February 21, 2018
Seven years after the revolution, America is still wrong about Libya
Seven years after Libya’s revolution, the country is a failed state with a humanitarian crisis and a serious threat to US national security. America’s enemies and adversaries, including ISIS, Al Qaeda and Russia, are exploiting the collapse and establishing themselves in Libya at America’s expense, while the United States is not paying attention and not preparing for the gathering storm.
American inaction in Libya is not neutrality. It is failure. Reasons for this abound. The United States has outsourced the Libyan political crisis to a United Nations mission while pursuing a failed strategy to defeat ISIS with military action through airstrikes and support for local forces.
But military victory is impossible despite the temporary disruption of ISIS safe havens. Instability and absent governance allow ISIS and other Salafi jihadi groups, including Al Qaeda, to operate in Libya. A U.S. policy that is militarized and focused on ISIS also fails to address the strategic value of Libya, which is a battleground in a regional proxy war and a theater for Russia’s expansion into the Mediterranean.

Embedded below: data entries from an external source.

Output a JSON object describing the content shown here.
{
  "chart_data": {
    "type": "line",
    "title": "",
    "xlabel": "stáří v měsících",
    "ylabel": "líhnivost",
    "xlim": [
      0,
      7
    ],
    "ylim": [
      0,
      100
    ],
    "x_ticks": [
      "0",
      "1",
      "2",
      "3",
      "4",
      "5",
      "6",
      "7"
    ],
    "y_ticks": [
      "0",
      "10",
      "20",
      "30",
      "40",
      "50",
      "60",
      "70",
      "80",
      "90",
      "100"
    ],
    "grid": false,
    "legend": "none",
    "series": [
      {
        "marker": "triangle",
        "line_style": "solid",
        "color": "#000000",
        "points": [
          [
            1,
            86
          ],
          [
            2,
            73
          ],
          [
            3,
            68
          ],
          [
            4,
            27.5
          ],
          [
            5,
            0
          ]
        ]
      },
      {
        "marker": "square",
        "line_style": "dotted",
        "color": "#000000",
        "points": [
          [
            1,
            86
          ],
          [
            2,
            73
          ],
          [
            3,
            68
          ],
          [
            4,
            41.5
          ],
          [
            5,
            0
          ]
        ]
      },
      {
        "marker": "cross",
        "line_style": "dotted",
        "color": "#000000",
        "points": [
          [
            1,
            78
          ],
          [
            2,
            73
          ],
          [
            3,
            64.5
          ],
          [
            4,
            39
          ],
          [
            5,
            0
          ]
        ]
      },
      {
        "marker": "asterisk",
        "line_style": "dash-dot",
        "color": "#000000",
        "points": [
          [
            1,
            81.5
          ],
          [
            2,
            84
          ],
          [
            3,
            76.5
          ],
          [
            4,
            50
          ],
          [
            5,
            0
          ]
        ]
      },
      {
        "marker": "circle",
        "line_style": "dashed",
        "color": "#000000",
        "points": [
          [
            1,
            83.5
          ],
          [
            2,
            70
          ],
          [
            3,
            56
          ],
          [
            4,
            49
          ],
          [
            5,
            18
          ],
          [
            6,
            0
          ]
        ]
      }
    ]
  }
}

ISIS is rising again in Libya. It is recovering from the loss of its urban stronghold in late 2016 and is now disrupting oil production and expanding its reach southward. ISIS is using Libya as its primary foothold in Africa to receive foreign fighters from Europe and its embattled Middle Eastern strongholds, to continue the unprecedented mobilization of sub-Saharan jihadists, and as a base from which to plan and coordinate attacks against the West.

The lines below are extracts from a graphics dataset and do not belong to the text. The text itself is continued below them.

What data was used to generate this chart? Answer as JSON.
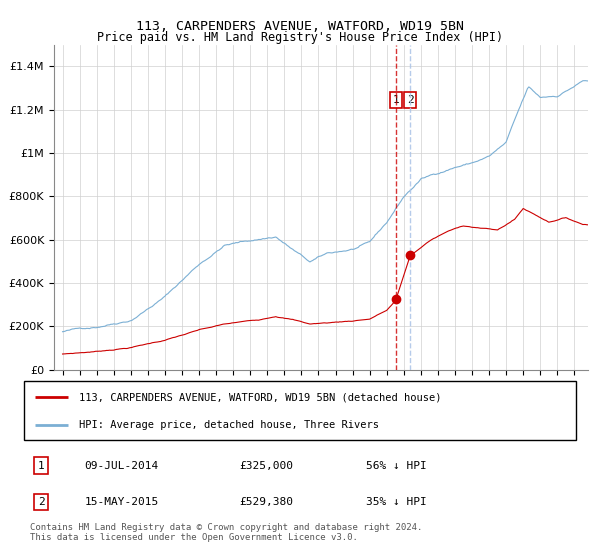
{
  "title": "113, CARPENDERS AVENUE, WATFORD, WD19 5BN",
  "subtitle": "Price paid vs. HM Land Registry's House Price Index (HPI)",
  "legend_line1": "113, CARPENDERS AVENUE, WATFORD, WD19 5BN (detached house)",
  "legend_line2": "HPI: Average price, detached house, Three Rivers",
  "sale1_date": "09-JUL-2014",
  "sale1_price": 325000,
  "sale1_label": "56% ↓ HPI",
  "sale2_date": "15-MAY-2015",
  "sale2_price": 529380,
  "sale2_label": "35% ↓ HPI",
  "footnote": "Contains HM Land Registry data © Crown copyright and database right 2024.\nThis data is licensed under the Open Government Licence v3.0.",
  "red_color": "#cc0000",
  "blue_color": "#7bafd4",
  "vline1_color": "#cc0000",
  "vline2_color": "#aec6e8",
  "ylim": [
    0,
    1500000
  ],
  "xlim_start": 1994.5,
  "xlim_end": 2025.8,
  "sale1_x": 2014.53,
  "sale2_x": 2015.37
}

As long as conditions of conflict, social grievance, and absent governance create fertile ground for them, ISIS, Al Qaeda and like-minded groups will return time and again. No military defeat the United States could inflict on them would be enough to prevent them from reemerging in this environment.

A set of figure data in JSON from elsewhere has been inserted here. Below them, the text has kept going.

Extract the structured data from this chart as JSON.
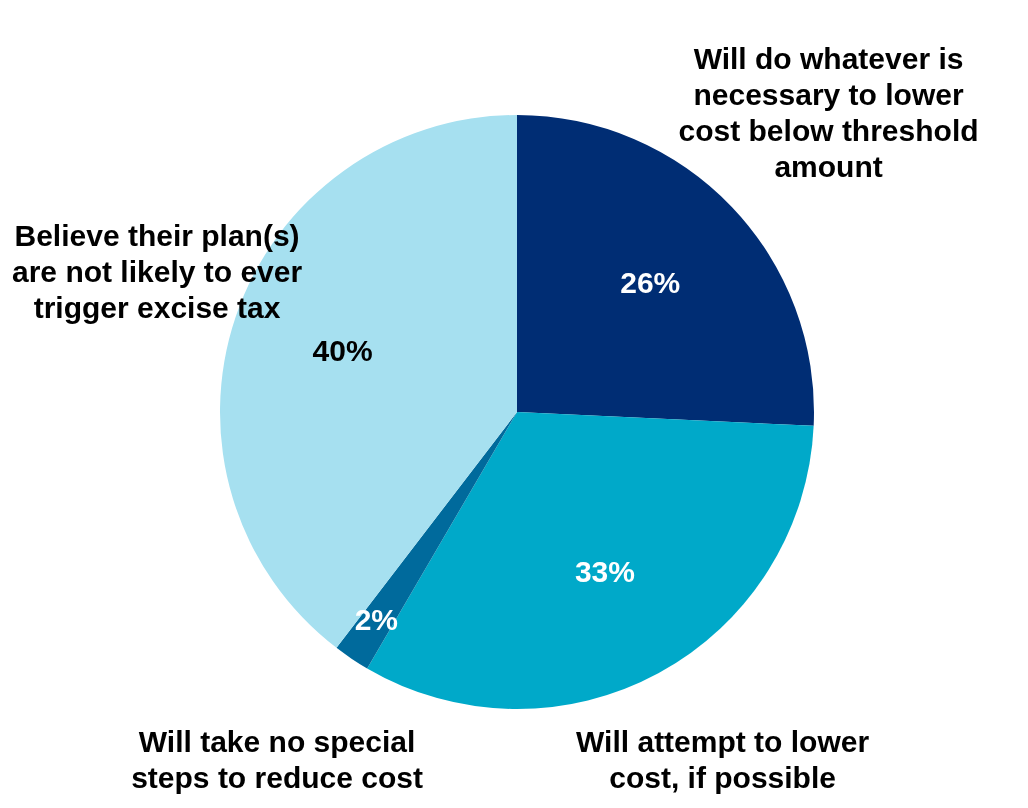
{
  "chart_data": {
    "type": "pie",
    "categories": [
      "Will do whatever is necessary to lower cost below threshold amount",
      "Will attempt to lower cost, if possible",
      "Will take no special steps to reduce cost",
      "Believe their plan(s) are not likely to ever trigger excise tax"
    ],
    "values": [
      26,
      33,
      2,
      40
    ],
    "colors": [
      "#002d74",
      "#00a9c9",
      "#006a9c",
      "#a6e0f0"
    ],
    "value_labels": [
      "26%",
      "33%",
      "2%",
      "40%"
    ],
    "legend": false
  }
}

Libya is not just a counterterrorism problem, it is also a geopolitical one. Russia is taking advantage of the American retreat from Libya to expand its military and economic influence and undercut American interests in Europe, Africa and the Middle East. Russia’s plan in Libya is similar to its policy in Syria, where it has supplanted U.S. influence and established military bases on the Mediterranean.
Moscow is building ties with power brokers across the Libyan political spectrum and amassing influence in the Libyan oil sector, as well as leveraging its engagement in Libya to foster military cooperation with Egypt. Russia will also use its power in Libya to pressure southern European states sensitive to the flow of energy and migrants from Libya. It will try to apply that pressure to weaken the Euro-American alliance and induce passivity in the face of Russian aggression against Eastern Europe.
The forecast for Libya in 2018 is gloomy. The presidential and parliamentary elections, tentatively planned for late 2018, are more likely to incite conflict than to unify Libya, especially in the absence of a constitution. Violence related to the election has already begun. No single faction is strong enough to stabilize the country.
Even would-be strongman Khalifa Haftar is weakening, dependent on uncontrollable militias and watching security crumble in the largest city under his control. Dangerous currents are rising in the vacuum. Anti-democratic Salafi militias are taking on the role of police. Sectarian and ethnic tensions are rising. Hopeful trends in Libya, like increasingly active municipal governance, will wither without support.
The worst-case scenario for Libya is more dangerous than American policymakers have been willing to contemplate. Current events are likely to cause conflict at the local level and could reignite a countrywide armed conflict. This would draw away security forces currently fighting ISIS, hastening its regrowth.
A return to war would also allow Al Qaeda-aligned groups to reenter the fray and recover from their 2016 and 2017 setbacks. Increased Salafi jihadi activity would provide justification for Russia to establish military bases in Libya, mirroring its Syria intervention on a smaller scale. Chaos in Libya would also worsen the humanitarian crisis by preserving a slavery economy, exacerbating migration to Europe, and destabilizing neighboring states that already face major domestic challenges.
But all is not lost. Libya’s population is small and remarkably resistant to the coercion and blandishments of Salafi jihadi groups. U.S. action in Libya would provide an opportunity to strike a blow against the global Salafi jihadi movement and take a stance against Russian expansion. An effective political and military intervention now would be more successful — and cheaper — than one later, after problems spin out of control.
The United States could start by empowering the State Department to facilitate a negotiated settlement between all of Libya’s key factions. It could also pressure regional allies to cease support for Libyan proxies, especially armed groups that have an interest in continuing the war. The United States must lead and cannot miss an opportunity to turn Libya from a failure into a success.